Victoria se removía en una de las sillas mientras observaba cómo Emiliana sonreía mirando hacia la puerta principal en espera de ver a su padre. Se veía que el entusiasmo le brotaba por los poros y eso la hizo tragar saliva.
—¿Cómo es él, mamá? —preguntó repentinamente la chiquilla.
—¿Quién?
—Mi padre, mamá. —Se rio—. ¿Cómo es él?
Victoria comenzó a recordar a Harold, ese hombre. Sí, pensó, tenía que describirle a ese hombre, no había de otra.
—Bueno, pues él es alto, muy apuesto, te lo aseguro, mi niña. —Sintió algo extraño en su estómago y se rió nerviosa, para ella era raro apreciar en voz alta a un hombre—. Tiene los ojos color miel, le brillan con el sol, son tan preciosos.
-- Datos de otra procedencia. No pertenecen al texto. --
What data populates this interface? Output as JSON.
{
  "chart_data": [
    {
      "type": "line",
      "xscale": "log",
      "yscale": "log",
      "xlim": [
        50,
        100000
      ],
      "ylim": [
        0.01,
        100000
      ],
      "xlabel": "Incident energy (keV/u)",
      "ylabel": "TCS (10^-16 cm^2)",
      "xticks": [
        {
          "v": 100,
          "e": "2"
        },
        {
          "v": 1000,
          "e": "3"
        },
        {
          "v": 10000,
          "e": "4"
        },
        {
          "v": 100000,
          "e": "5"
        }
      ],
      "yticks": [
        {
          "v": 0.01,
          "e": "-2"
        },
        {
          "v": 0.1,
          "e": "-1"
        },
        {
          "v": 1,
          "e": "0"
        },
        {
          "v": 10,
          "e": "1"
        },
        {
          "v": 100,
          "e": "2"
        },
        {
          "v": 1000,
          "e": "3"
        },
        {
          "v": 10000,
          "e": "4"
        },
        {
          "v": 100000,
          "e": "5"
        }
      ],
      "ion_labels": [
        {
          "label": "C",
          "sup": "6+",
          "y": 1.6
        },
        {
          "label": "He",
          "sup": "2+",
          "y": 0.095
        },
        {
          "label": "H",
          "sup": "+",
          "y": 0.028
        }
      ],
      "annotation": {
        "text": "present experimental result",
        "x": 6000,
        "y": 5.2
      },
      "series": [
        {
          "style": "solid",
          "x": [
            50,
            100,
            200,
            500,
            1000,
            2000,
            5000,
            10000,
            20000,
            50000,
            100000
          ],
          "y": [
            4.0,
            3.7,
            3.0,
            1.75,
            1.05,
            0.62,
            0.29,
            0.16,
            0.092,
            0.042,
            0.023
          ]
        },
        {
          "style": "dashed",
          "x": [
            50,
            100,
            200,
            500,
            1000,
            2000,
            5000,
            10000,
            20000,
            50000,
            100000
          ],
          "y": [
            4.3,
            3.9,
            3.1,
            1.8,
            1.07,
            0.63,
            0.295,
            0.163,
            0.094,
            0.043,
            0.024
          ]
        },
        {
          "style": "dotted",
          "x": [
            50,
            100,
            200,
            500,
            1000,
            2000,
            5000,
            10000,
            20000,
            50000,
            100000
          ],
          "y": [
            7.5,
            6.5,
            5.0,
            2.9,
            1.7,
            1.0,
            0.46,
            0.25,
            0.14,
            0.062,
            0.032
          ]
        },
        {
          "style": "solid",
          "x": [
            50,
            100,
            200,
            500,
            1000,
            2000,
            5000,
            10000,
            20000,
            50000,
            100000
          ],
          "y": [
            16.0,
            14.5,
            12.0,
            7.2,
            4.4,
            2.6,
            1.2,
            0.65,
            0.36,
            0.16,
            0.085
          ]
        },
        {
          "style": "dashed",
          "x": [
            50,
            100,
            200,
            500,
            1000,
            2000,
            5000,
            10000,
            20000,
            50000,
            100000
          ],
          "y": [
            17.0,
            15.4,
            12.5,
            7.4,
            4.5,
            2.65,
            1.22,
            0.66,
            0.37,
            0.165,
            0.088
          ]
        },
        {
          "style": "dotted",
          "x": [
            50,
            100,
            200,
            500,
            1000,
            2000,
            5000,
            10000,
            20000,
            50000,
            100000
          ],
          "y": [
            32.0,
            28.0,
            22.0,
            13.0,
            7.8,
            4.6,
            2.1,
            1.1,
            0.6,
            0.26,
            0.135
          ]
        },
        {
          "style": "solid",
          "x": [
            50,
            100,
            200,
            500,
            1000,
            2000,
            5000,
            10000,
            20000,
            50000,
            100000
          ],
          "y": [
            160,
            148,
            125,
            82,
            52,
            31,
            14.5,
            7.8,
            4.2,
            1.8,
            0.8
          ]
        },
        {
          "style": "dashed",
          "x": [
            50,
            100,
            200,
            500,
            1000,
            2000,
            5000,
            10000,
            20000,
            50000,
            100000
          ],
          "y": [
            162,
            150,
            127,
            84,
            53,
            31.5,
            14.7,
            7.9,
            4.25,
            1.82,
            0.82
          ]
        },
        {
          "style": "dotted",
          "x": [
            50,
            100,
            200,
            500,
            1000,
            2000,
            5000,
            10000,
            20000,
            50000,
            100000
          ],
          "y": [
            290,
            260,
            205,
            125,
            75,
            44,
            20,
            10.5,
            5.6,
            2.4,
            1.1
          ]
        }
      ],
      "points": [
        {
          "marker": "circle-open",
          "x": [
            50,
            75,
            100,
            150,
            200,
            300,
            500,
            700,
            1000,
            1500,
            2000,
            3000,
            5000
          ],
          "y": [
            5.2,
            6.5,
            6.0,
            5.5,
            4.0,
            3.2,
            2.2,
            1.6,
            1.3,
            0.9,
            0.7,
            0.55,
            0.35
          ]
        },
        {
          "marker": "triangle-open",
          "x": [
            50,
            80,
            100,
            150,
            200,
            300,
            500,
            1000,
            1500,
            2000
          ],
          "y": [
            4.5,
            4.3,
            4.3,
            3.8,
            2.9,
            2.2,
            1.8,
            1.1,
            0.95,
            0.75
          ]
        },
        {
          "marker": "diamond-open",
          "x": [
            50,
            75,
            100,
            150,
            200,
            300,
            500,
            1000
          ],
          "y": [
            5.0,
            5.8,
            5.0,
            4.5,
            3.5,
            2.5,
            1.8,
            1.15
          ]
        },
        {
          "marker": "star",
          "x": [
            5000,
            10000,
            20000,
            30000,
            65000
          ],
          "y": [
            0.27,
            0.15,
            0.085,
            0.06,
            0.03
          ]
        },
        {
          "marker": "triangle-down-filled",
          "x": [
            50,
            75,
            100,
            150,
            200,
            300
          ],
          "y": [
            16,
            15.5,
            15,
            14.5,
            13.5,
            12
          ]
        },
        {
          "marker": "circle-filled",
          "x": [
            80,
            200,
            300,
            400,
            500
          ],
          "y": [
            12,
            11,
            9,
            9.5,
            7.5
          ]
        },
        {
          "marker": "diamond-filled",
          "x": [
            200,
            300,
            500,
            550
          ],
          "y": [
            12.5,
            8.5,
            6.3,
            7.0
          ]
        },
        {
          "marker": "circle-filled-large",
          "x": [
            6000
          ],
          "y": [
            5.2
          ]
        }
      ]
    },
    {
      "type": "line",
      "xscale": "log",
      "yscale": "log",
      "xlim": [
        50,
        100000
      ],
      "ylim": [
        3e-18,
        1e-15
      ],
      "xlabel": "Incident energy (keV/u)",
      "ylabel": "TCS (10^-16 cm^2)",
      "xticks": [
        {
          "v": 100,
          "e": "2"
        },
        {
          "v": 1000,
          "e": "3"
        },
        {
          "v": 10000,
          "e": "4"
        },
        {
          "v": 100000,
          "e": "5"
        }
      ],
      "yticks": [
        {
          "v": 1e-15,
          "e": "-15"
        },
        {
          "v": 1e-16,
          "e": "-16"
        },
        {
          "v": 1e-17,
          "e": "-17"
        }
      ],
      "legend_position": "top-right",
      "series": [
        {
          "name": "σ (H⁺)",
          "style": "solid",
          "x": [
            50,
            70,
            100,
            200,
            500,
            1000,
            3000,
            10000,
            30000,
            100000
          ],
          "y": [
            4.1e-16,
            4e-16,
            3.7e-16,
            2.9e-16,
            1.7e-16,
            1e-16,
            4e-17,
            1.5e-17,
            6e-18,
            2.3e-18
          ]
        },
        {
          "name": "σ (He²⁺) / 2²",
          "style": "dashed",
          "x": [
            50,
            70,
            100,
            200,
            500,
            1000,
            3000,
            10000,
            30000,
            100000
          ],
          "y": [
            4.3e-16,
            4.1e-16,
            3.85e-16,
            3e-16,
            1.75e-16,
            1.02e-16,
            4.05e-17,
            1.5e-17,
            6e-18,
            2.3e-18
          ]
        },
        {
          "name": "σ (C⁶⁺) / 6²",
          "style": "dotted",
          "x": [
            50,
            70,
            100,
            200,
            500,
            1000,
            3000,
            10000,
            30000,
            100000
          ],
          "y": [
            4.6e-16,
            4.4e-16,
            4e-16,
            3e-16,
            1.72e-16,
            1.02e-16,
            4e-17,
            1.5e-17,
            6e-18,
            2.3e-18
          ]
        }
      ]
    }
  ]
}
Su cabello negro, es moreno, pero no demasiado. Muy, pero muy carismático.
Sin darse cuenta, cerró los ojos para recordar con más detalle a aquel tipo.
—Perfectos dientes. Sonrisa encantadora.
Suspiró involuntariamente.
—Aww, mamá, sí que estás muy enamorada —dijo la chiquilla burlona—. Espero que, cuando llegue, te dé un beso de amor. Eso sería tan tierno.
Victoria abrió los ojos de golpe, todo se le materializó en el pensamiento. ¿Besar a Harold? ¿En serio? ¿Por qué se lo había imaginado todo? Sus mejillas tomaron color. Eso sería inapropiado e innecesario si el hombre solamente iba a fingir que era padre de su hija un par de horas y después se iba a ir. Ni pensarlo.